Suppose $p$ is an odd prime such that $p\geq 3$.
Note that $p\nmid a$.

... for all $a\in\{1,2,3,\ldots,p-1\}.$

By Fermat's theorem, we have that $a^{p-1}\equiv 1\pmod {p}$.
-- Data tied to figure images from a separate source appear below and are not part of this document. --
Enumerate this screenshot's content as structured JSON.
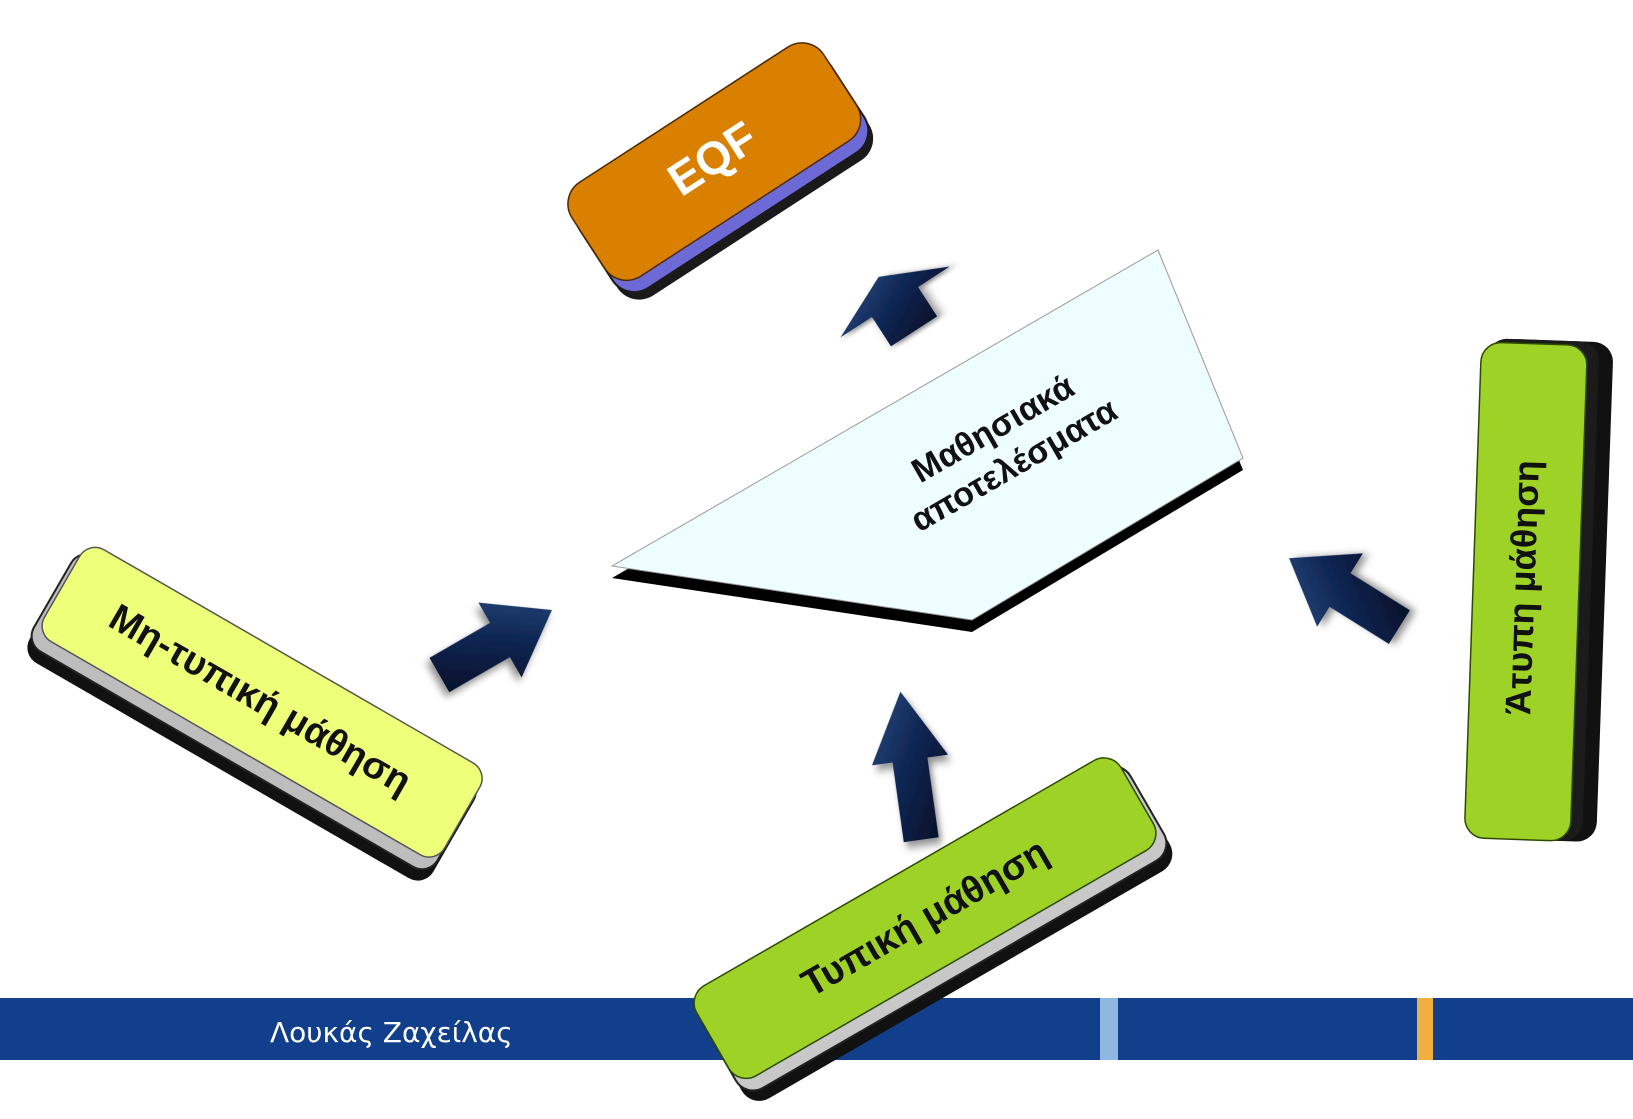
{
  "nodes": {
    "eqf": {
      "label": "EQF",
      "color": "#d98000"
    },
    "learning_outcomes": {
      "label_line1": "Μαθησιακά",
      "label_line2": "αποτελέσματα",
      "color": "#eefdff"
    },
    "non_formal": {
      "label": "Μη-τυπική μάθηση",
      "color": "#eeff7a"
    },
    "informal": {
      "label": "Άτυπη μάθηση",
      "color": "#9ed227"
    },
    "formal": {
      "label": "Τυπική μάθηση",
      "color": "#9ed227"
    }
  },
  "arrows": [
    {
      "from": "learning_outcomes",
      "to": "eqf"
    },
    {
      "from": "non_formal",
      "to": "learning_outcomes"
    },
    {
      "from": "formal",
      "to": "learning_outcomes"
    },
    {
      "from": "informal",
      "to": "learning_outcomes"
    }
  ],
  "footer": {
    "author": "Λουκάς Ζαχείλας",
    "bar_color": "#123f8c",
    "accent_blue": "#8fb8e0",
    "accent_orange": "#f0b040"
  }
}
Observe that there are $p-1$ terms in $1^{p-1}+2^{p-1}+3^{p-1}+\dotsb +(p-1)^{p-1}$.
This means
\begin{align*}
1^{p-1}&\equiv 1\pmod {p}\\
2^{p-1}&\equiv 1\pmod {p}\\
3^{p-1}&\equiv 1\pmod {p}\\
&\vdots \\
(p-1)^{p-1}&\equiv 1\pmod {p}.\\
\end{align*}
Thus $1^{p-1}+2^{p-1}+3^{p-1}+\dotsb +(p-1)^{p-1}\equiv (p-1)\equiv -1\pmod {p}$.
Therefore, if $p$ is an odd prime, then $1^{p-1}+2^{p-1}+3^{p-1}+\dotsb +(p-1)^{p-1}\equiv -1\pmod {p}$.